The kids are older than you think.
Marketers are still deciding where Generation X ends and the next generation starts. But, whether you call members of that next group Millennials, Generation Y or something else, many of those 70 million consumers are ready to buy insurance products, not simply chew on a plush version of the Aflac Duck.
If the first Millennials were born in 1985 – 20 years after the oldest members of Generation X – then those first Millennials are already turning 27. The oldest are old enough to own homes, to travel for businesses they’ve founded (and rent a car while doing so), and to buy health insurance in their own name. If they have much income to protect, they should be shopping for disability insurance. They should be learning a little about long-term care insurance (LTCI), for their parents if not necessarily for themselves.

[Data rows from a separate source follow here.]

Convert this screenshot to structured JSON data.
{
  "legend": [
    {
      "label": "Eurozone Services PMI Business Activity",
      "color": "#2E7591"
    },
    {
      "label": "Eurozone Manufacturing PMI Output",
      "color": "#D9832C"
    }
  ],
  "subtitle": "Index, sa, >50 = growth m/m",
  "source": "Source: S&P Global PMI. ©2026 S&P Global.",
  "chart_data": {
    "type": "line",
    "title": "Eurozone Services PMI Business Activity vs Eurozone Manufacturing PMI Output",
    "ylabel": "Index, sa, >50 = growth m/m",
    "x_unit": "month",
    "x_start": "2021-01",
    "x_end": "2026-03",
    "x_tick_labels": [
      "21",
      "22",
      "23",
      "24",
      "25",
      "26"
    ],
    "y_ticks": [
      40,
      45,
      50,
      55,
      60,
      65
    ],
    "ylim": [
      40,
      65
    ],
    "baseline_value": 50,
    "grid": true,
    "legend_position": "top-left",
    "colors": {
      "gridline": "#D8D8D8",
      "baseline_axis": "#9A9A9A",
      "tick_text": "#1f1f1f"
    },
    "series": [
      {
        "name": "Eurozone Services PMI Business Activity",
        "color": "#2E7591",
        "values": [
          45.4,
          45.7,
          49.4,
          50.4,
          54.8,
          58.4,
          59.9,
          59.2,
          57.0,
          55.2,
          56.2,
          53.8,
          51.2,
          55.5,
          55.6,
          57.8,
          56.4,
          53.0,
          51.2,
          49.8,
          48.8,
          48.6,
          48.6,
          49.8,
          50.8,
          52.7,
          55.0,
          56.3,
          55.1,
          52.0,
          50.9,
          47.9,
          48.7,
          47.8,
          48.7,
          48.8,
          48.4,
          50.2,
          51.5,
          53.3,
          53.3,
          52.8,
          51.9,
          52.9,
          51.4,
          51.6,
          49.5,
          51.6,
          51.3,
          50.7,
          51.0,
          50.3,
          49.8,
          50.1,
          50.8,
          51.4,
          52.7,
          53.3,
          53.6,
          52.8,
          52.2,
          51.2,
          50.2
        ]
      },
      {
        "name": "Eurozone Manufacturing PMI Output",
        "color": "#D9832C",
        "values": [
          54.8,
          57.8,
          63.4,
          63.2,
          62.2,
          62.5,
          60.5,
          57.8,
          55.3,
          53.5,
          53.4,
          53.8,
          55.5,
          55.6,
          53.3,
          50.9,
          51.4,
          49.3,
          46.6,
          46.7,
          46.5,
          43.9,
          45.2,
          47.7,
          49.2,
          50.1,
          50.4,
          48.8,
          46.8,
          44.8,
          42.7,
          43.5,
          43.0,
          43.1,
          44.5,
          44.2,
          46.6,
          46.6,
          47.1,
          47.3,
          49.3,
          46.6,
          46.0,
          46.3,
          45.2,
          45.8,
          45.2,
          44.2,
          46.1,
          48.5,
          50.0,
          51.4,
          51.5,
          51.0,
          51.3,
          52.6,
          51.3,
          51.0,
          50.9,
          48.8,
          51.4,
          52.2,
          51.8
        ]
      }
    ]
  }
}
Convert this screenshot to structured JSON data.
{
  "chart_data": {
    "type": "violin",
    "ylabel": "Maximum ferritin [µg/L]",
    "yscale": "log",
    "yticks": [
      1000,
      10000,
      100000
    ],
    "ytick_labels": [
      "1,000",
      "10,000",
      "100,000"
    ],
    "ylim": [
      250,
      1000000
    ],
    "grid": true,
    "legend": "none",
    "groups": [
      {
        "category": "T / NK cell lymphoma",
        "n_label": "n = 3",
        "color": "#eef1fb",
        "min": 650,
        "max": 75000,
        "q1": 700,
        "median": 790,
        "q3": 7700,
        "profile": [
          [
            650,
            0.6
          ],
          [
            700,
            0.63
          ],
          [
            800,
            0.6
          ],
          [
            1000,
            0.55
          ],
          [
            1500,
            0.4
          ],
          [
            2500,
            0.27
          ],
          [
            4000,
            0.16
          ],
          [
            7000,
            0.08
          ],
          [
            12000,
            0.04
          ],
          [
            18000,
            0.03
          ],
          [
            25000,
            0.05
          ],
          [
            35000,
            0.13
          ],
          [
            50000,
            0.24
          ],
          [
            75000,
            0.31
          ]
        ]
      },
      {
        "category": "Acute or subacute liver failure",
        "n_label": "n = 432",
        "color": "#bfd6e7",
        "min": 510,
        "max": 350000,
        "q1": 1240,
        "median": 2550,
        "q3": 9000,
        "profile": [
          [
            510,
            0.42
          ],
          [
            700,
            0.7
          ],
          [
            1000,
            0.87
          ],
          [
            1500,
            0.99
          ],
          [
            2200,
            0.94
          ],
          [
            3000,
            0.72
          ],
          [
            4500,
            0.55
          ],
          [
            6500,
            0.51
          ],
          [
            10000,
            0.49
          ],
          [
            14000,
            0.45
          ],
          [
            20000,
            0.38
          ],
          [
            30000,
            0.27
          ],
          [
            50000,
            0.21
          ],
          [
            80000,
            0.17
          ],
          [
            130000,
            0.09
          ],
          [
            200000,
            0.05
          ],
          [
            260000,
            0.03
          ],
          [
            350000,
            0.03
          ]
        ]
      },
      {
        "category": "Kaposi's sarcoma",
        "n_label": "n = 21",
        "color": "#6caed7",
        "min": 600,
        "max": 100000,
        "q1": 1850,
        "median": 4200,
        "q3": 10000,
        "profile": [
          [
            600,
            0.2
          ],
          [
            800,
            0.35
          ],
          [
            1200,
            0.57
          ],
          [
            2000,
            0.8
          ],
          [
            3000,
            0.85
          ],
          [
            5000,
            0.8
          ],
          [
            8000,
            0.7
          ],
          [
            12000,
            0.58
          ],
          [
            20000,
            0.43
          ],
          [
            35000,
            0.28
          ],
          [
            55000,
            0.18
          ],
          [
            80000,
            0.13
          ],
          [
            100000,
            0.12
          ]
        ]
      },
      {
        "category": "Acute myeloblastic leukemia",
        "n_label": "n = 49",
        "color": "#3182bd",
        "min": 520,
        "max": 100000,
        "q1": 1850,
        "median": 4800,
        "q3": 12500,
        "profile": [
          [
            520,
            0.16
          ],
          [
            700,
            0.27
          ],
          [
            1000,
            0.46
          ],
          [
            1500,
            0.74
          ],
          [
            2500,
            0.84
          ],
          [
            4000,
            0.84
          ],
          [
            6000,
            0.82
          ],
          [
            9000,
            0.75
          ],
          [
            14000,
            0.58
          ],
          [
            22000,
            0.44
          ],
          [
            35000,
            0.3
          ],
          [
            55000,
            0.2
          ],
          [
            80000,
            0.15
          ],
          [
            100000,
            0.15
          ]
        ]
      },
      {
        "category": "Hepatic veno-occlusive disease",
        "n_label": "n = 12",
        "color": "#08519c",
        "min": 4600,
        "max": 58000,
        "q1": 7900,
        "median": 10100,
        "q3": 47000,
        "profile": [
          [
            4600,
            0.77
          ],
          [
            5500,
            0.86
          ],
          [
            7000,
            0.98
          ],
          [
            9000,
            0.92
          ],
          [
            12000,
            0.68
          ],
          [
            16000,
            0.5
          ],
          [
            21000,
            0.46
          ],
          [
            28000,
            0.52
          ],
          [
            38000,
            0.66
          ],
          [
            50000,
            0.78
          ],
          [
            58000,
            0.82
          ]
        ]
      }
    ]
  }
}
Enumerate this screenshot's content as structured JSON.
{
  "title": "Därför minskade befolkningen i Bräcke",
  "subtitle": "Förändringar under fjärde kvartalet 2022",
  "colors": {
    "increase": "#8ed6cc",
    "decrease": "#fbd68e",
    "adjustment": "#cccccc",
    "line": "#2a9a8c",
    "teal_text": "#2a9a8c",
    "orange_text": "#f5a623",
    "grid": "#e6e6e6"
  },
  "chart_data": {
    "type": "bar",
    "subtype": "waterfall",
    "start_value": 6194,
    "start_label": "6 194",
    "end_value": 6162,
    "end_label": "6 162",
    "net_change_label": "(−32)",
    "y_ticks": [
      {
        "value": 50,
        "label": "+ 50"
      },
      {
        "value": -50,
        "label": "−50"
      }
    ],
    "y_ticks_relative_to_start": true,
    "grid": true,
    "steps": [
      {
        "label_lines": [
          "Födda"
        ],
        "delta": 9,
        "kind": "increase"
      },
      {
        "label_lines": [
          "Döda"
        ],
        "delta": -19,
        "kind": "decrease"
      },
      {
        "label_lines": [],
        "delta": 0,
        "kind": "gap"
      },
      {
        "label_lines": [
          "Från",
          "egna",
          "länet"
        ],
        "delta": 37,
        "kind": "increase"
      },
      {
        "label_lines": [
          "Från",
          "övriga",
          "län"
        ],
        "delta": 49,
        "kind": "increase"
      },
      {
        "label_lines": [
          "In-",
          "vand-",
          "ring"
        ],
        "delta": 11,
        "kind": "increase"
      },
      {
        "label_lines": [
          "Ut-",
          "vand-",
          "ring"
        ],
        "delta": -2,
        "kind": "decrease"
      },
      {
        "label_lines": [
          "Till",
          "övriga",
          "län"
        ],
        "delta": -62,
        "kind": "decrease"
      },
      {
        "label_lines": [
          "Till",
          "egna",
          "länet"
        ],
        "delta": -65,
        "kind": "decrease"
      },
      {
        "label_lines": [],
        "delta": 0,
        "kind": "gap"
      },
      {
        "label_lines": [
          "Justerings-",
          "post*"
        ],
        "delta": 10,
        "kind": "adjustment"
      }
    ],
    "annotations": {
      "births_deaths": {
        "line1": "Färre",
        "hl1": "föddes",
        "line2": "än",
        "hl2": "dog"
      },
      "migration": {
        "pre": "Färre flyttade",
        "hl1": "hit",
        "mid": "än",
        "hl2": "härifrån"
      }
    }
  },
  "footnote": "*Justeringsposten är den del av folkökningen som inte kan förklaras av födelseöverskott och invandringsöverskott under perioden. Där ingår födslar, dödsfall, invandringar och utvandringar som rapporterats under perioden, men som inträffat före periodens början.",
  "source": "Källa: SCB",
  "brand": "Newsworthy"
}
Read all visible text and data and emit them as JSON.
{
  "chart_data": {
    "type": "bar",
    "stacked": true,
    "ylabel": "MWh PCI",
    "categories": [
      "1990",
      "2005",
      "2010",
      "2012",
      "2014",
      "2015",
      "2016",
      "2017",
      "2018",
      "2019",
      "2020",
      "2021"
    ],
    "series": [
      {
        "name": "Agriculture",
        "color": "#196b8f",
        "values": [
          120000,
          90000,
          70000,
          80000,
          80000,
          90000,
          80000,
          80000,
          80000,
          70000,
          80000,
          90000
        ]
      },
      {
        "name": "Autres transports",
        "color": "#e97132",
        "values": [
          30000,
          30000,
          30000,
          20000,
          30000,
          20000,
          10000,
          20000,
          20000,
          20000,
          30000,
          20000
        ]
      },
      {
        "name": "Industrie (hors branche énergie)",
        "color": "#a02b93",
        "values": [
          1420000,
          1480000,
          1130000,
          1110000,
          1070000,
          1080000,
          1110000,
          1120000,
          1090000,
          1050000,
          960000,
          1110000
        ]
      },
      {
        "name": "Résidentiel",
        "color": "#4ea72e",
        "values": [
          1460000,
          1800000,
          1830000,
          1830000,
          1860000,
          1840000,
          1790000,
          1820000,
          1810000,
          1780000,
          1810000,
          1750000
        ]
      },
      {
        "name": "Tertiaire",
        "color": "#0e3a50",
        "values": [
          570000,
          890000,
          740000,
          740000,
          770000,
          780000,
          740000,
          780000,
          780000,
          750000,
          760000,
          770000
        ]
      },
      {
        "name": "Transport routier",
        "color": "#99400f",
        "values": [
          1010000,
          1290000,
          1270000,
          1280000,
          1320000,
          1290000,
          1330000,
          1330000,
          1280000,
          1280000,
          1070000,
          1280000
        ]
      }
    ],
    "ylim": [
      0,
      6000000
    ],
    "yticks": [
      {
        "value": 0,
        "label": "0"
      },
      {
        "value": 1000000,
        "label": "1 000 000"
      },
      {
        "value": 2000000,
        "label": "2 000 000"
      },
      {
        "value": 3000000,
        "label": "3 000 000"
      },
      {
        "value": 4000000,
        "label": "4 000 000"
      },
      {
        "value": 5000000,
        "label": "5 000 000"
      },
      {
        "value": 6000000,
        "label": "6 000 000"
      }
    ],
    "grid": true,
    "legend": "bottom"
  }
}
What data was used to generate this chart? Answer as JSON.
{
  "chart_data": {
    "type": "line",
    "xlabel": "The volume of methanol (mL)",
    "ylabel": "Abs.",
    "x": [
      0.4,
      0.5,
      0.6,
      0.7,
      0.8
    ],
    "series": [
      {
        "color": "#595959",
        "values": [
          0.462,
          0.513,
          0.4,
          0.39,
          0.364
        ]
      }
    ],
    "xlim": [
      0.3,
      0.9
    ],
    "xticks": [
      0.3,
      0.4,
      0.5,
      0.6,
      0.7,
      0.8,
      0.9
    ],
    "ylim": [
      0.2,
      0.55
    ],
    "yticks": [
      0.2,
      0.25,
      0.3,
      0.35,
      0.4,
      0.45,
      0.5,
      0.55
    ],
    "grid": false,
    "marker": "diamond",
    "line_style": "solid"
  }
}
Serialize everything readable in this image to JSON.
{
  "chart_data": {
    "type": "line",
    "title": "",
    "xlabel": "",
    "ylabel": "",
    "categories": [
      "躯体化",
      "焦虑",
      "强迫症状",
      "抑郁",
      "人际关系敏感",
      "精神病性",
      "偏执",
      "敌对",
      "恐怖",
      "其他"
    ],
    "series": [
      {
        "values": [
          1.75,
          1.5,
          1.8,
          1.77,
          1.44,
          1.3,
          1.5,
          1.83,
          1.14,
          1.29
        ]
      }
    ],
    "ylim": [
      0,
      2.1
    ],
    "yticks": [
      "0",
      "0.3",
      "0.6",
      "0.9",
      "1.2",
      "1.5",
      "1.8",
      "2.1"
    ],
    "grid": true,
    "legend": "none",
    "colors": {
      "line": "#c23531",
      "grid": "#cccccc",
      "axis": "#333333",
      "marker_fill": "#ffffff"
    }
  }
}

See also: 5 Steps for Boomers, Gen X and Gen Y to Prepare for Retirement.
If the youngest Millennials were born in 2004, then even those youngest Millennials are or will soon be 8. They may already recognize the Duck, Flo of Progressive, and Mayhem of Allstate. They’ll turn 21 in 2025. If the world of the 2060s is much like the world of today, they could be the anguished informal caregivers of the 2060s. They might be the care users in the 2080s and 2090s.
When the Millennials were born, and when most were growing up, credit card marketers were showering credit card offers on their parents. Some of the credit card offers were for the families’ dogs, cats, parakeets, and even the baby Millennials. Water came from a faucet, milk from a carton, and easy money from rectangles of plastic.
The stereotypical parents of Millennials could generally get a job if they could use a computer, and they could get a home loan if they could breathe.
Now, the Millennials are facing an economy plagued by uncertainty. Is this just an ordinary soft economy or something worse? Will we have oil? Will we have fresh water? Will the weather work properly, or have our cars and power plants broken it? And how will we make all of those pension and retiree health benefits promises we’ve made to the elderly and soon-to-be elderly of the world?
The Millennials themselves are part of a blurry generation. They seem to be in good health, but a lot of them are fat. How can they be so healthy if they’re so fat? On paper, they seem to be well-educated, but they can’t necessarily write. They may text up a storm, but that doesn’t mean they know how to use Google to research a new law, or even know the difference between a computer’s random-access memory and its hard drive.
Will they turn out to be the hard-working, thrifty, forward-thinking kinds of people who can and do buy products such as disability insurance and LTCI insurance, or will they, on average, be too poor or too irresponsible to do much about the future?